University of Iowa, like others, asks state for $2 million for tech transfer, bioscience

  • The University of Iowa will present $2 million in three project proposals next week for economic development and bioscience faculty recruitment.

    According to an article in the Iowa City Press Citizen, one of UI's project proposals totaling $900,000, which would doube with mandated matching funds, is additional staff for tech transfer activities.

    The other UI projects, totaling $1.1 million without matching funds, are to double the funding for recruiting bioscience faculty members and to help pay for the Center for Biocatalysis and Bioprocessing and the university's technology innovation center.
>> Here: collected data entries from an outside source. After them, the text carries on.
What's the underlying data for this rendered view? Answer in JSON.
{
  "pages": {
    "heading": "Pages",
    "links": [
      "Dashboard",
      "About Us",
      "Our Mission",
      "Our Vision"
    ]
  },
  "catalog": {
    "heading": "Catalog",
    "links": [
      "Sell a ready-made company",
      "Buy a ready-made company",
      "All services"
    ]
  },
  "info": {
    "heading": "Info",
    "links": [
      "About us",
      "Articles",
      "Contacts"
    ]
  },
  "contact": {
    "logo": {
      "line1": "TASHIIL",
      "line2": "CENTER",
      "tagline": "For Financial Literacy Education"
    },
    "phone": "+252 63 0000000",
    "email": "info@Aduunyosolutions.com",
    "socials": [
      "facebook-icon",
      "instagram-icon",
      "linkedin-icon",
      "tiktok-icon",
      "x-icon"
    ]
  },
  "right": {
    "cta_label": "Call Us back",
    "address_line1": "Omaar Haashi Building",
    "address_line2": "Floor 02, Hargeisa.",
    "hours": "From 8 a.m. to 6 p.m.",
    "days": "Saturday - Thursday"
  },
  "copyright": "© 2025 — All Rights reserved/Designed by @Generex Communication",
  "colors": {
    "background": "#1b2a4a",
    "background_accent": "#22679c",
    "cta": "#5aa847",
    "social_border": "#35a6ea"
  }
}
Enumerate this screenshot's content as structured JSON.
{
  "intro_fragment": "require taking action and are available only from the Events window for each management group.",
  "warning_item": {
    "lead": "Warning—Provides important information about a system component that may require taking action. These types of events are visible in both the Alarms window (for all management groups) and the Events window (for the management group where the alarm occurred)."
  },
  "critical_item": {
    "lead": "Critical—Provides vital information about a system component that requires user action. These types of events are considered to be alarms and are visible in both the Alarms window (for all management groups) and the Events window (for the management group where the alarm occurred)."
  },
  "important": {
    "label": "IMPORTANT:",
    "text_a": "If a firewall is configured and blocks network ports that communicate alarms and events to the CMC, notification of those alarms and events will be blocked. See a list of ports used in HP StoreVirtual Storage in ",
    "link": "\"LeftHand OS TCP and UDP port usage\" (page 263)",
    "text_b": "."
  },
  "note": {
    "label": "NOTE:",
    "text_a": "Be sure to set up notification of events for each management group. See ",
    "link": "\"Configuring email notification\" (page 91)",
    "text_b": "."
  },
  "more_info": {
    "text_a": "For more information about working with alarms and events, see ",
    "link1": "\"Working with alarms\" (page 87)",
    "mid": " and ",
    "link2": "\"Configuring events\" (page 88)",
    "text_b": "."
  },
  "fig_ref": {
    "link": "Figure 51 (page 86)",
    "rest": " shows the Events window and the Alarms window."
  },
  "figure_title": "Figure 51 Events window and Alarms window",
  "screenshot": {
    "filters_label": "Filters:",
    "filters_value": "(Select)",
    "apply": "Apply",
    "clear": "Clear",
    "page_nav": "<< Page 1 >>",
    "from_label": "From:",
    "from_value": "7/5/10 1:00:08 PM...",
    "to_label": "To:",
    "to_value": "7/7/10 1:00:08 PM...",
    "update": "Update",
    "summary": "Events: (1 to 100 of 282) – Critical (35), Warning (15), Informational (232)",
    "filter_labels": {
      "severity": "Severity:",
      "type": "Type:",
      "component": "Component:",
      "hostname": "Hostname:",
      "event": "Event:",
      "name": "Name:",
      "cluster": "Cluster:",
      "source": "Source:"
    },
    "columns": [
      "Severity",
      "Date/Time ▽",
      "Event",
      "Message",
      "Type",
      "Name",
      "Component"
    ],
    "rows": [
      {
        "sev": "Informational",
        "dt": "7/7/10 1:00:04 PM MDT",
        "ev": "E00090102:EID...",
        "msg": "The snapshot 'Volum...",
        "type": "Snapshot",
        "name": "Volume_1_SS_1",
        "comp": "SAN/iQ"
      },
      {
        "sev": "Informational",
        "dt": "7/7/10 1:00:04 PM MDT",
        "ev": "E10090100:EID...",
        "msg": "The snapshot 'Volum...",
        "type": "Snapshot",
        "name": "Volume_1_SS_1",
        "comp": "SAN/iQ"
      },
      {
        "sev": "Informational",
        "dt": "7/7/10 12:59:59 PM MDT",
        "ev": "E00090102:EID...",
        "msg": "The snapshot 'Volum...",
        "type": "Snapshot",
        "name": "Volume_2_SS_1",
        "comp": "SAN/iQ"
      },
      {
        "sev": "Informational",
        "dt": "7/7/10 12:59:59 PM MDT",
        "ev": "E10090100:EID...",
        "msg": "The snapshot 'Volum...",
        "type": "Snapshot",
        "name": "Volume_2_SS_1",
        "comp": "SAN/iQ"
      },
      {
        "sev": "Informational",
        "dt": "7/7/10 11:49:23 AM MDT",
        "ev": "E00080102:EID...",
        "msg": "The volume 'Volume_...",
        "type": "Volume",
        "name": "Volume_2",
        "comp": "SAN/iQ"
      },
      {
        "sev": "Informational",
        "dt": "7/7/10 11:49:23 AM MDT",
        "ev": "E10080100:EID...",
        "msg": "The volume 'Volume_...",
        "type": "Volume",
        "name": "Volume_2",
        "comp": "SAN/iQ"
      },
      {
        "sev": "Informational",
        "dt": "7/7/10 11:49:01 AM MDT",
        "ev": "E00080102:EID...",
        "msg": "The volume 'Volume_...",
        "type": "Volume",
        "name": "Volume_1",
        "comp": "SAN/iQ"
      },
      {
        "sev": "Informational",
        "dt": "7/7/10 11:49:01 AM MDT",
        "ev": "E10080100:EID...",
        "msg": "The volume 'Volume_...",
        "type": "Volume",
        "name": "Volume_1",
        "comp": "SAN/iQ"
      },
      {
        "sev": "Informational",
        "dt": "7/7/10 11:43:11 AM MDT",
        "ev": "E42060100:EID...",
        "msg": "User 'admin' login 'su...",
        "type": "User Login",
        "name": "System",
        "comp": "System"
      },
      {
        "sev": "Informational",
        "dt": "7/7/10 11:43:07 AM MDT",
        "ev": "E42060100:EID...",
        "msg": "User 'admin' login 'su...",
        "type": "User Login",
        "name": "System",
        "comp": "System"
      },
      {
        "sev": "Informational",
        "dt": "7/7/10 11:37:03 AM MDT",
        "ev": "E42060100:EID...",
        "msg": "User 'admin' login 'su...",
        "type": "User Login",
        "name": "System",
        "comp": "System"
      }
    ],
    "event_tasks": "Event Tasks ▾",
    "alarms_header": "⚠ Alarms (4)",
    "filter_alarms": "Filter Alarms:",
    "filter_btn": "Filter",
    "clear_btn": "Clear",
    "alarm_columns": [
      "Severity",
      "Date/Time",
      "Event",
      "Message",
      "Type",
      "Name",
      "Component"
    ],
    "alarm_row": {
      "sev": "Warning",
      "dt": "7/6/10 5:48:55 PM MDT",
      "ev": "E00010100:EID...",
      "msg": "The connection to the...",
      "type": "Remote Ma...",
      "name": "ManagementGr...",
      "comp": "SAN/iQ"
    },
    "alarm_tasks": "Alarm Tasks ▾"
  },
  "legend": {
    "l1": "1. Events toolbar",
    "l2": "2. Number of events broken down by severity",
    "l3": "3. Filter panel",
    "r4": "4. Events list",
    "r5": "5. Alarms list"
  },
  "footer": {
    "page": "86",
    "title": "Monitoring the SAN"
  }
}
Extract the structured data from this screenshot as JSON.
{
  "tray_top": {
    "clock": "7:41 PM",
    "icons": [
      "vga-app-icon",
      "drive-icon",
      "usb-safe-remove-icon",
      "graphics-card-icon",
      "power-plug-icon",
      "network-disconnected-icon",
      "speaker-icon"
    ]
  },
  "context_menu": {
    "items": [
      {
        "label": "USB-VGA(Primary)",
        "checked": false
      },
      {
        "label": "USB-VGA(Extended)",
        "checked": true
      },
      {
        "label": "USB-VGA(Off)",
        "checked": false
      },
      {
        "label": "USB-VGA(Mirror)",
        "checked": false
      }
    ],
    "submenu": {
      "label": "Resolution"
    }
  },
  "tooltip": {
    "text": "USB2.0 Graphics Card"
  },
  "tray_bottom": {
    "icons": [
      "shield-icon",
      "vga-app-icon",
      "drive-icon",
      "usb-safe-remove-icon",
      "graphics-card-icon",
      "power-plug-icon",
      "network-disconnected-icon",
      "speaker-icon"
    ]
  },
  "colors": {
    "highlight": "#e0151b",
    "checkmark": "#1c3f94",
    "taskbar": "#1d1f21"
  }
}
  • In Wisconsin, the Biomedical Technology Alliance of Southeastern Wisconsin, an academic coalition for collaborative medical technology and biotech research, will receive $500,000 instead of $2.5 million, as Wisconsin Gov. Jim Doyle exercised a partial veto in signing the state budget bill Monday. The proposed $2.5 million would have consumed all of the funding available for technology commercialization grants, loans to start-up businesses as well as funding for four entrepreneurial and tech transfer centers that opened last fall around the state.

  • The online publication, Drug Researcher, discusses Pfizer's outsourcing of some of its technology jobs to India. The article concludes that the emergence of bioinformatics expertise in India is luring Pharma R&D activities on a piecemeal basis but "end-to-end proprietary drug discovery and development in India is unlikely to emerge for several more years."

  • ZDNet, the online IT publication, looks at companies that acquire patents from other companies and then seeks revenues by enforcing them, focusing on Acacia Research, a California-based firm best known for its V chip for television but also the parent company of CombiMatrix, a molecular biology tools developer.

    The article delves into the changing patent regime and is a worthwhile primer on today's patent market, if not the final word on a space that is likely to change even more and require more collaboration. Remember that there are on the order of 100 patents involved in the making of a desktop computer – if there wasn't a way to create order out of this, innovation would surely come to a halt.

  • Today's Forbes.com takes a look at the contract research organization market, the firms who are increasing their share of work performed for Pharma. Based on information provided by David Windley, an analyst at Jefferies & Co. in Nashville, the article identifies Covance, Charles River Laboratories, and SFBC International, and ICON as the top pharmaceutical industry outsourcers.

  • Satish Amarnath, a microbiologist working with Manipal Hospital in Bangalore,
    writing in India's Express Healthcare Management magazine, takes a look at clinical laboratory development in the context of healthcare and the need for the human touch.
    The next century may see patients being monitored from home, where sensors placed in their body measure blood sugar and transmit through the intranet to the hospital. This could be evaluated by expert systems and would react even before we have said Jack Robinson and injected or stopped release of insulin from a repository in the body.

    So, will doctors become redundant?
    I would still say that the realm of the doctor providing a healing touch and a soothing influence will never be irrelevant as seen in patients counseled for HIV, where patients fight the deadly virus infections by a few tests, a little medicine and a lot of advice and moral support.

    Amarnath has been blind since he was attacked by someone who threw sulphuric acid on his face in 1998. He continues to do his work and, in a profile published in Eyeway magazine this spring, he explains how he performs his work in microbiology despite his impaired sight.
    In microbiology, a lot is based on sight, on seeing things and reporting what is there. Yes, I can’t do that now but what I do is this: I ask two people to describe it to me and then I draw my conclusions.